R time was still 10, but a very low 10.
Optimisation 7 - quad-pixel copying (420)
The removal of the FIR filter was simply a "does it work" test - now it was to optimise the removal by copying 4 pixels at a time instead of just 1. R time became 8cs (5.5FPS).
Optimisation 7b - quad-word pixel copying (420)
Instead of 4 pixels, 16 pixels were copied at once. This didn't have much of an impact (R time still 8cs).
Optimisation 8 - quad-pixel copying (422)
The same optimisation was done in the 422->444 conversion as above. This made the R time 6cs - 6.3FPS. Now, it's about 50% faster than it was before hand - although render time had been cut by over half.
Optimisation 9 - Inverse DCT (row) conversion to ARM code
This was the first time I'd tackled the C time. Inverse DCT is performed on the row and the column. Since the row is horizontally aligned in memory, it was a fairly easy thing to convert. However, this didn't alter the C time by any significant amount.
Optimisation 10 - Inverse DCT (column) conversion to ARM code
This is essentially the same kind of algorithm as the IDCT row code, but with the memory vertically aligned. This, too, had no significant impact.
Optimisation 11 - Move and add blocks conversion into ARM code
As I mentioned earlier, MPEG can move and merge blocks for in-between frames. By rewriting this into ARM code, C time was now 9cs (and with R at 6, gives 6.7FPS).
Optimisation 12 - Direct chroma access
This was quite a big change to the rendering code - rather than converting 420 to 422, and then 422 to 444, I modified the code in optimisation 1 so that it would now directly access the 420 or 422 data. This actually removed the requirement for the code from optimisation 2 through to optimisation 8.
This was quite a big change - R time 4cs, giving an overall time of 13cs and 7.7FPS. Not quite my aim of 10FPS, but definately getting there.

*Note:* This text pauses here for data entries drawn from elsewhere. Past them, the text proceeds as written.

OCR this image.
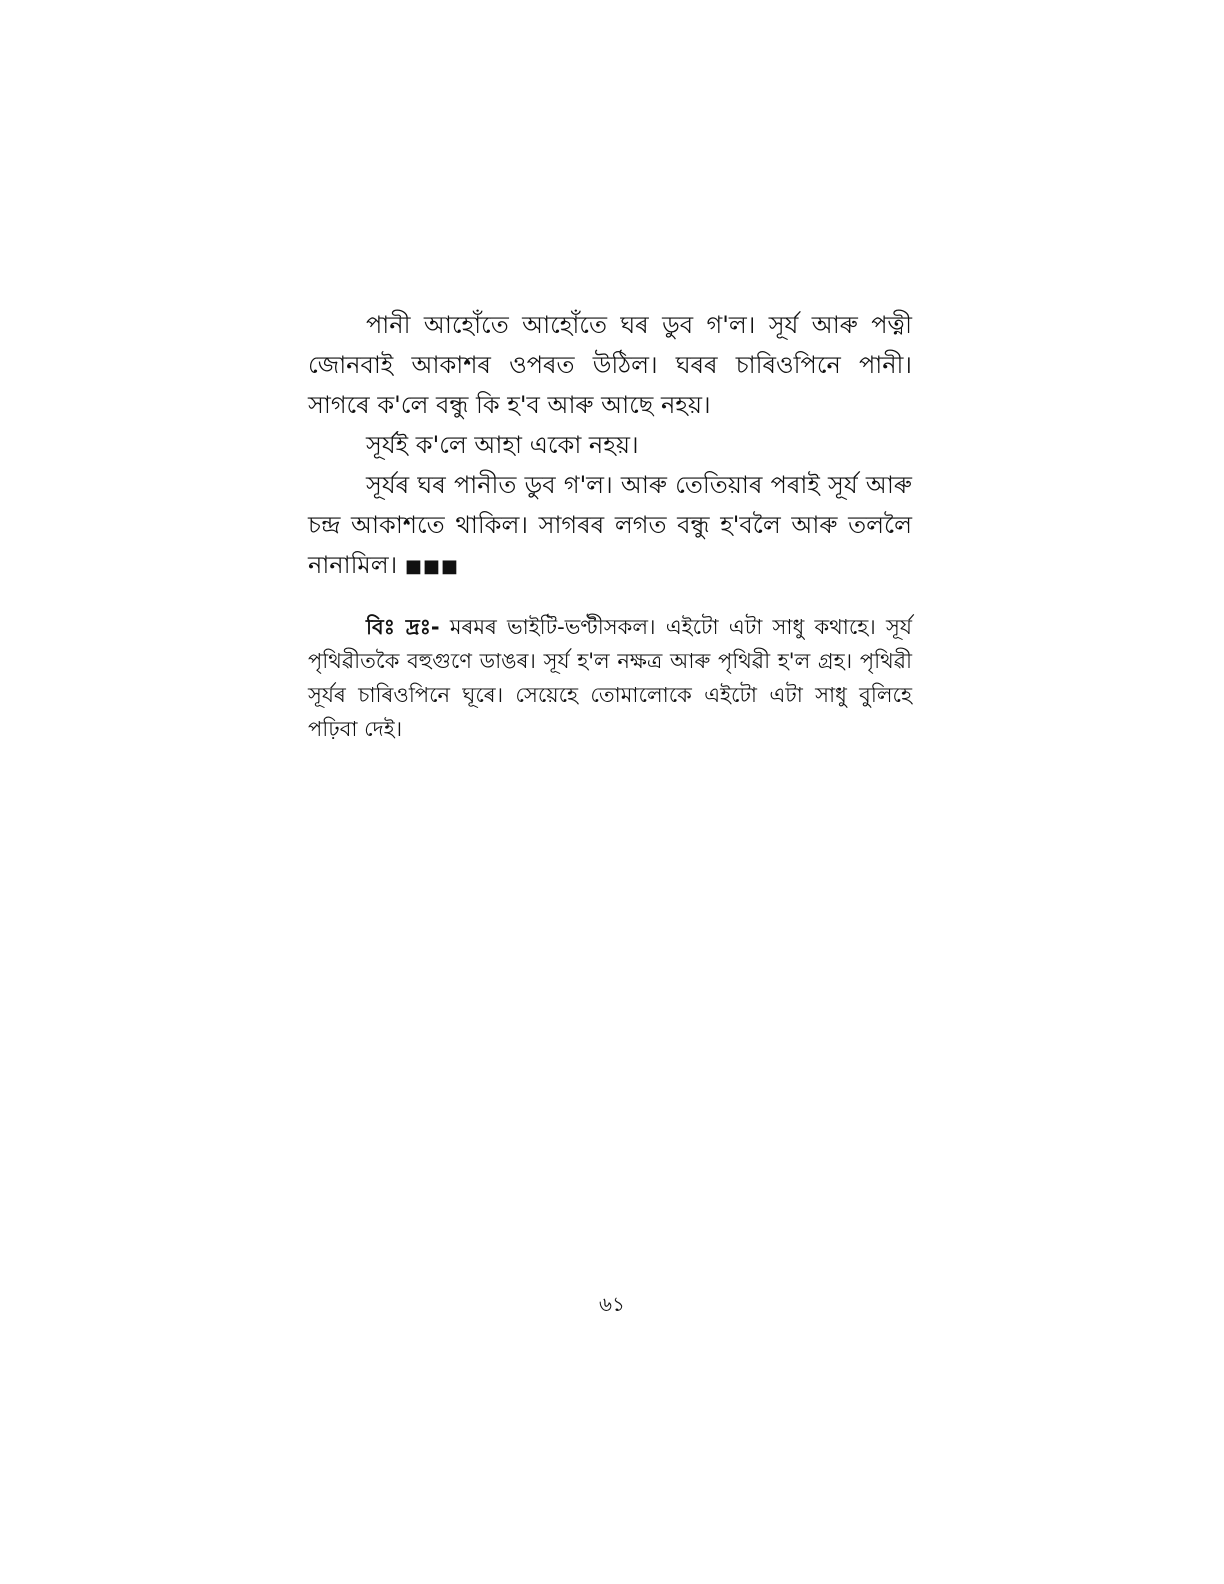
পানী আহোঁতে আহোঁতে ঘৰ ডুব গ'ল। সূৰ্য আৰু পত্নী জোনবাই আকাশৰ ওপৰত উঠিল। ঘৰৰ চাৰিওপিনে পানী। সাগৰে ক'লে বন্ধু কি হ'ব আৰু আছে নহয়।

সূৰ্যই ক'লে আহা একো নহয়।

সূৰ্যৰ ঘৰ পানীত ডুব গ'ল। আৰু তেতিয়াৰ পৰাই সূৰ্য আৰু চন্দ্ৰ আকাশতে থাকিল। সাগৰৰ লগত বন্ধু হ'বলৈ আৰু তললৈ নানামিল। ■■■

বিঃ দ্ৰঃ- মৰমৰ ভাইটি-ভণ্টীসকল। এইটো এটা সাধু কথাহে। সূৰ্য পৃথিৱীতকৈ বহুগুণে ডাঙৰ। সূৰ্য হ'ল নক্ষত্ৰ আৰু পৃথিৱী হ'ল গ্ৰহ। পৃথিৱী সূৰ্যৰ চাৰিওপিনে ঘূৰে। সেয়েহে তোমালোকে এইটো এটা সাধু বুলিহে পঢ়িবা দেই।

৬১
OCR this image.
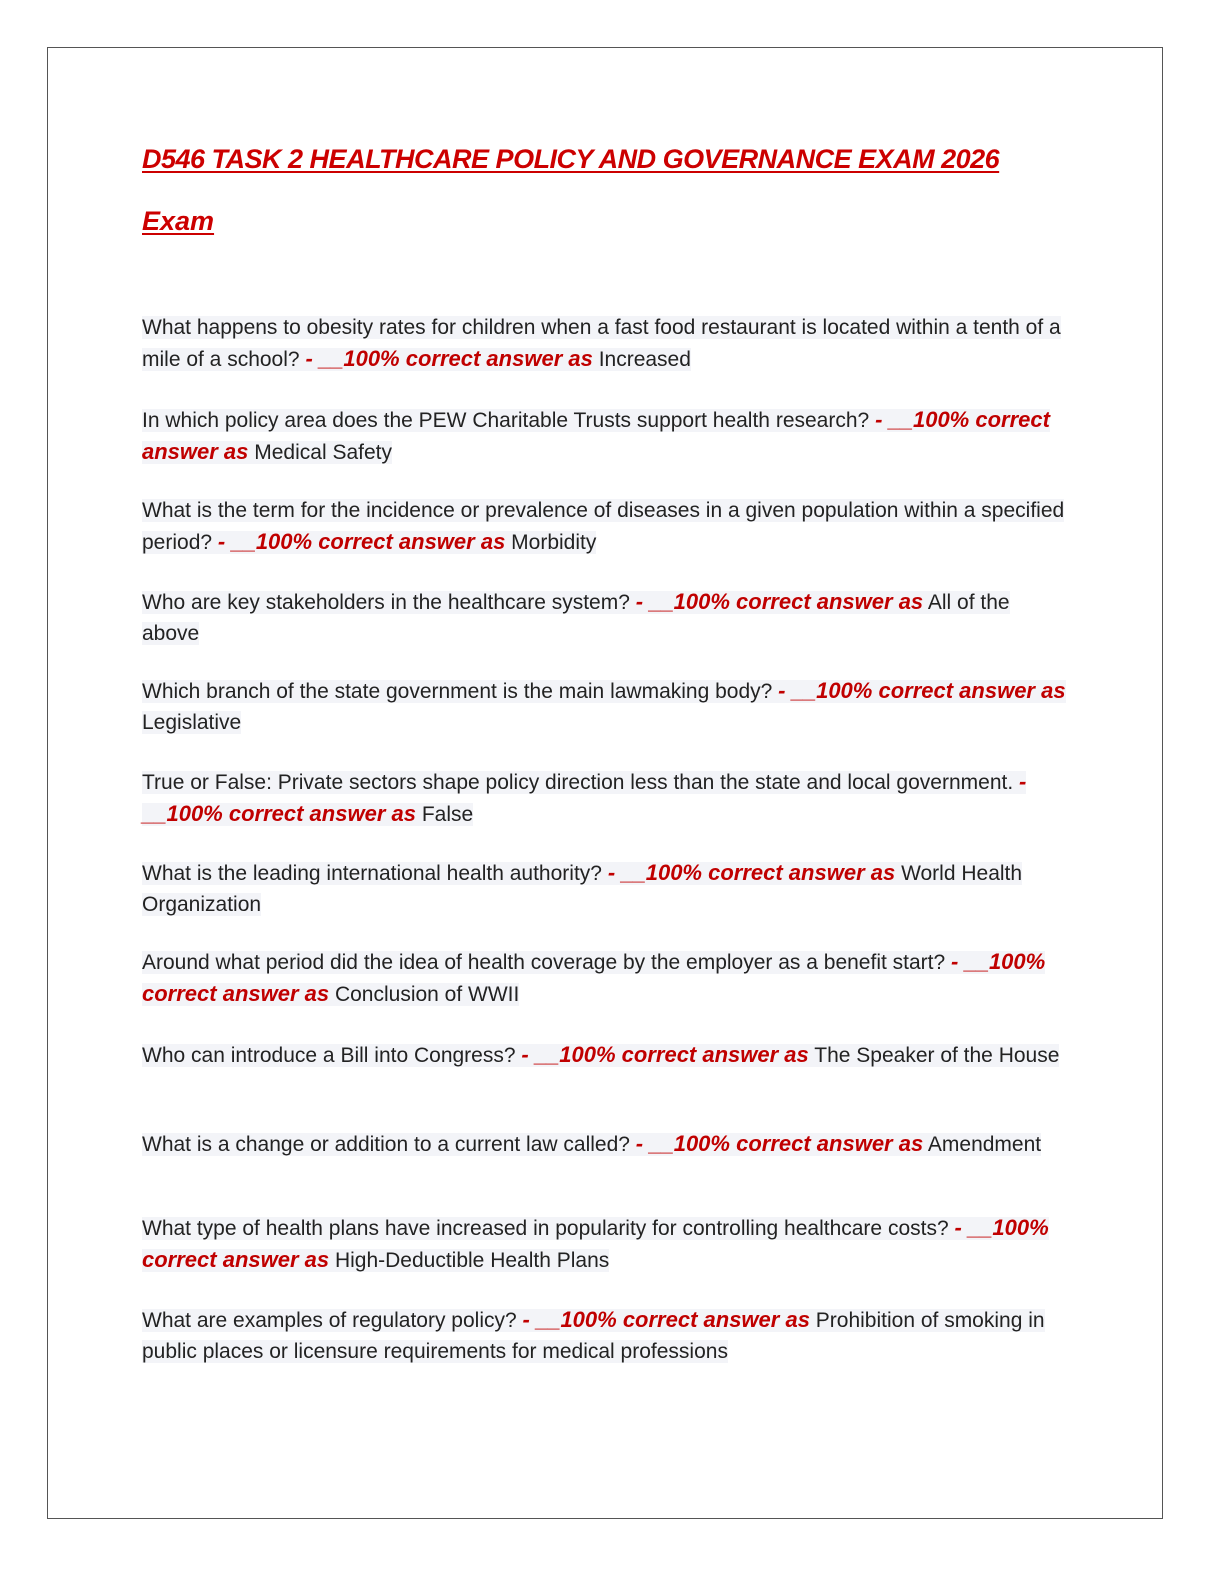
D546 TASK 2 HEALTHCARE POLICY AND GOVERNANCE EXAM 2026
Exam

What happens to obesity rates for children when a fast food restaurant is located within a tenth of a mile of a school? - __100% correct answer as Increased

In which policy area does the PEW Charitable Trusts support health research? - __100% correct answer as Medical Safety

What is the term for the incidence or prevalence of diseases in a given population within a specified period? - __100% correct answer as Morbidity

Who are key stakeholders in the healthcare system? - __100% correct answer as All of the above

Which branch of the state government is the main lawmaking body? - __100% correct answer as Legislative

True or False: Private sectors shape policy direction less than the state and local government. - __100% correct answer as False

What is the leading international health authority? - __100% correct answer as World Health Organization

Around what period did the idea of health coverage by the employer as a benefit start? - __100% correct answer as Conclusion of WWII

Who can introduce a Bill into Congress? - __100% correct answer as The Speaker of the House

What is a change or addition to a current law called? - __100% correct answer as Amendment

What type of health plans have increased in popularity for controlling healthcare costs? - __100% correct answer as High-Deductible Health Plans

What are examples of regulatory policy? - __100% correct answer as Prohibition of smoking in public places or licensure requirements for medical professions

Unfortunately, I think I've optimised all the short-loop organised code, so it may mean I can't make it much faster than that. I know that if I change my source data to 320x240, C time is 5cs, and R time is around 4cs (may be less), so I'll probably do some video at 320x180 (wide screen). I may also find that if I change the compiler from GCC to Norcroft, it'll be a bit faster.